Surgical Management of Entrapment:
The medial approach is utilized first. The incarcerated structures (deltoid, PTT, or neurovascular bundle) are carefully extracted from the joint using blunt retractors and nerve hooks. Once the medial clear space is cleared of obstructions, the talus will easily reduce. The surgeon then proceeds with lateral malleolar fixation and deltoid repair as described in the standard technique.

The Bosworth Lesion: A Unique Posterior Fracture-Dislocation

First described by David Bosworth in 1947, the Bosworth lesion is a rare but notorious cause of an irreducible posterior fracture-dislocation of the ankle.

Mechanism and Anatomy:
In this severe supination-external rotation injury, the distal end of the proximal fibular fragment is forcefully displaced posterior to the tibia. It becomes anatomically locked behind the prominent posterolateral ridge of the distal tibia.

Why Closed Reduction Fails:
The intact proximal interosseous membrane acts as a tether.
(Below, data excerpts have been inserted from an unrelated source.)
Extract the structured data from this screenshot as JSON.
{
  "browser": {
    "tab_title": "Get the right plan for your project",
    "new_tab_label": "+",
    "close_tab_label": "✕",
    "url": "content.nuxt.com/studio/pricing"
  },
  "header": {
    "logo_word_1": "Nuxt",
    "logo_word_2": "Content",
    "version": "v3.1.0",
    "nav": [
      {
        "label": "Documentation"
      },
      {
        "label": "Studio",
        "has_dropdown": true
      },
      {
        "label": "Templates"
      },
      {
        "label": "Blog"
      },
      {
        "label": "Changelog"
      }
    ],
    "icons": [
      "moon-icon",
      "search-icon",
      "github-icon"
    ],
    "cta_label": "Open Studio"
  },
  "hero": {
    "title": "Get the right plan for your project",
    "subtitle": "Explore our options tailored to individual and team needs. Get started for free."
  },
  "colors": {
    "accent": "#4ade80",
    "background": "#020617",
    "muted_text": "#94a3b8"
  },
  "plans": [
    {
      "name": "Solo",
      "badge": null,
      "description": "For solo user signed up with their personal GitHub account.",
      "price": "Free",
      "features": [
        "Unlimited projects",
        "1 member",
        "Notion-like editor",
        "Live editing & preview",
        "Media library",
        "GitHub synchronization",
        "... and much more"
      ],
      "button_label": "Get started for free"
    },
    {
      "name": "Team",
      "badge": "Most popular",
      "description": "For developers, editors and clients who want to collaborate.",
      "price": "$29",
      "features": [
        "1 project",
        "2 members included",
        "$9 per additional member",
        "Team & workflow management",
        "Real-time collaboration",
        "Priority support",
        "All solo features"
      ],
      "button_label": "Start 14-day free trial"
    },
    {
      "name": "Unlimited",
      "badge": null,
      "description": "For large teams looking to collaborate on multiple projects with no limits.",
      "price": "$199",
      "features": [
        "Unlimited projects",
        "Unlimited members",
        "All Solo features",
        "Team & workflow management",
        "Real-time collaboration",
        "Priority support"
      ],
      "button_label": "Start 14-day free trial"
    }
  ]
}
When longitudinal traction is applied during closed reduction attempts, the interosseous membrane tightens, pulling the fibular shaft tighter against the posterior tibia, making closed reduction biomechanically impossible.

Surgical Extrication:
1. Approach: A standard or slightly posterior-based lateral longitudinal incision is made over the fibula.
2. Identification: The distal fibular fragment is identified, but the proximal shaft will be conspicuously absent from the lateral compartment, buried deep in the posterior compartment.
3. Release: A heavy periosteal elevator (e.g., a Cobb elevator) or a bone hook is introduced between the tibia and the entrapped fibula.
4. Reduction: Considerable, controlled anteriorly directed force is required to lever the proximal fibular fragment over the posterolateral tibial ridge and back into the fibular incisura.
5. Fixation: Once unlocked, the fibular fracture is anatomically reduced and rigidly fixed using standard plate osteosynthesis. The syndesmosis must be rigorously tested, as it is universally disrupted in a Bosworth lesion.

POSTOPERATIVE CARE AND REHABILITATION

The postoperative protocol following deltoid ligament repair and lateral malleolus fixation must balance the need for ligamentous healing with the prevention of joint stiffness.

  1. Phase I (0-2 Weeks): The ankle is placed in a well-padded posterior splint or a short-leg cast in neutral dorsiflexion. The patient is strictly non-weight-bearing (NWB). Elevation and edema control are prioritized.
  2. Phase II (2-6 Weeks): Sutures are removed at 14 days. The patient is transitioned to a controlled ankle motion (CAM) boot. NWB status is maintained. Gentle, active range of motion (ROM) exercises (plantarflexion and dorsiflexion) are initiated out of the boot. Inversion and eversion are strictly prohibited to protect the deltoid repair.
  3. Phase III (6-12 Weeks): Radiographs are obtained to confirm fibular union and maintenance of the medial clear space. Progressive weight-bearing is initiated in the CAM boot. Physical therapy focuses on proprioception, peroneal strengthening, and restoring full sagittal plane ROM.
  4. Phase IV (3-6 Months): Transition to regular footwear, often with a medial arch support or an ankle brace for high-impact activities. Return to sports is permitted once functional testing demonstrates >90% symmetry with the contralateral limb.